Kutlamada konuşma yapan Halkların Eşitlik ve Demokrasi Partisi (DEM Parti) Eş Genel Başkanı Tuncer Bakırhan, 2025 Newrozu’nun Abdullah Öcalan’ın yaptığı çağrı nedeniyle çok önemli olduğunu belirtti.
Bakırhan şöyle devam etti:
“Sizler bizi bugüne getiren, barışı mümkün kılan, barışı tartıştıran en büyük emekçilersiniz. Sizler olduğunuz için 27 Şubat’taki tarihi çağrı yapıldı. Sizler vazgeçmediğiniz için Sayın Öcalan ‘demokratik toplum’ dedi. Kürt’ün, Türk’ün, Alevinin, kadının ve emekçinin insanca yaşadığı, eşitçe yaşadığı ve özgür olduğu bir Türkiye istiyor Sayın Öcalan. Var mısınız Kürt’ün eşit olduğu, Türkiye’nin demokratik olduğu çağrısının arkasında durmaya? Sayın Öcalan, bu çağrıyla birlikte Demirci Kawa gibi, Mazlum’un 3 kibrit çöpü gibi, Kürtleri ve Ortadoğu halklarını aydınlatmaya devam ediyor.”
‘Bu çağrı Türkiye halklarına kazandıracak’

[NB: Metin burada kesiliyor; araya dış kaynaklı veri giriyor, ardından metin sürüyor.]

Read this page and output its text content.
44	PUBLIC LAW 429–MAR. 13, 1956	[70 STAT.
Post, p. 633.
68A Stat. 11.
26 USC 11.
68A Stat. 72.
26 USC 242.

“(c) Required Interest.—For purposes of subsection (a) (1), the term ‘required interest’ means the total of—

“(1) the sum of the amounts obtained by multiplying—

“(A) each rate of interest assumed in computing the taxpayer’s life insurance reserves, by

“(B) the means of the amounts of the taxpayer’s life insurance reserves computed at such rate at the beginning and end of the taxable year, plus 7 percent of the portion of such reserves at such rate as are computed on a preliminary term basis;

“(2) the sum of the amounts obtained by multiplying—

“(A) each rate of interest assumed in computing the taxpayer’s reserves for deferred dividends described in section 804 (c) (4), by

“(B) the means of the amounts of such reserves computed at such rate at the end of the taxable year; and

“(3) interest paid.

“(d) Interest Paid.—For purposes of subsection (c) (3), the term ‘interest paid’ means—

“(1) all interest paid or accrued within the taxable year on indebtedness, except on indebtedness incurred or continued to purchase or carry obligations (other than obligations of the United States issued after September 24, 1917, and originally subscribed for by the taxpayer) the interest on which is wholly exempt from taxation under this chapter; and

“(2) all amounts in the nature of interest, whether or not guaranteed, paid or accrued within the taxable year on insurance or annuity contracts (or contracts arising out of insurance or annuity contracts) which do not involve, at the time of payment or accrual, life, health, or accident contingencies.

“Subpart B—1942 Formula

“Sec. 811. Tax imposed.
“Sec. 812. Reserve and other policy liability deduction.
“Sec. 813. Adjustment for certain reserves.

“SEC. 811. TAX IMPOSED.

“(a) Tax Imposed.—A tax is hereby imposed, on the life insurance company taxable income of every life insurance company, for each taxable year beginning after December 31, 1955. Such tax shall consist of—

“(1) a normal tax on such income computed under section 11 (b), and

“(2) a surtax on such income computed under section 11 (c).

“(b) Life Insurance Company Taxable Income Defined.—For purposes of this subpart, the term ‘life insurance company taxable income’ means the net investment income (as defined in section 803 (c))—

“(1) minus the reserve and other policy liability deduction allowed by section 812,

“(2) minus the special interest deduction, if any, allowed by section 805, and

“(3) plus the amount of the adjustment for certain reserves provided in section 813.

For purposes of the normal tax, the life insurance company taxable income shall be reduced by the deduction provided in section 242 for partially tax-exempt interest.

“Bu çağrı sadece Kürtlere kazandırmayacak, bu çağrı Türkiye halklarına kazandıracak. Bu çağrı sadece Kürtlerin özgürleşmesini sağlamayacak, 85 milyonun özgürleşmesini sağlayacak ve 85 milyona kazandıracaktır” diyen Bakırhan, şunları söyledi: “Onun için diyoruz ki bu çağrı samimiyetle, ciddiyetle ele alınmalıdır. Bu çağrının gereklerini iktidar ve devlet yerine getirmelidir. Sayın Öcalan’ın çağrısı öyle sıradan bir çağrı değil, Sayın Öcalan yeni bir start verdi. Kürt gerçekliğini, kazanımlarını demokratik adımlara dönüştürme zamanıdır. Var mısınız hep birlikte 50 yıldır onurlu bir şekilde taşıdığımız bu kimliği artık kazanımlarla buluşturmaya? Sayın Öcalan bize bir rota çizdi. Sayın Öcalan’ın çağrısı bizim için bir pusuladır. Bu gemiyi, bu pusula olduğu müddetçe başarıya ulaştıracağımızın sözünü bir kez daha Tatvan halkının huzurunda veriyoruz.”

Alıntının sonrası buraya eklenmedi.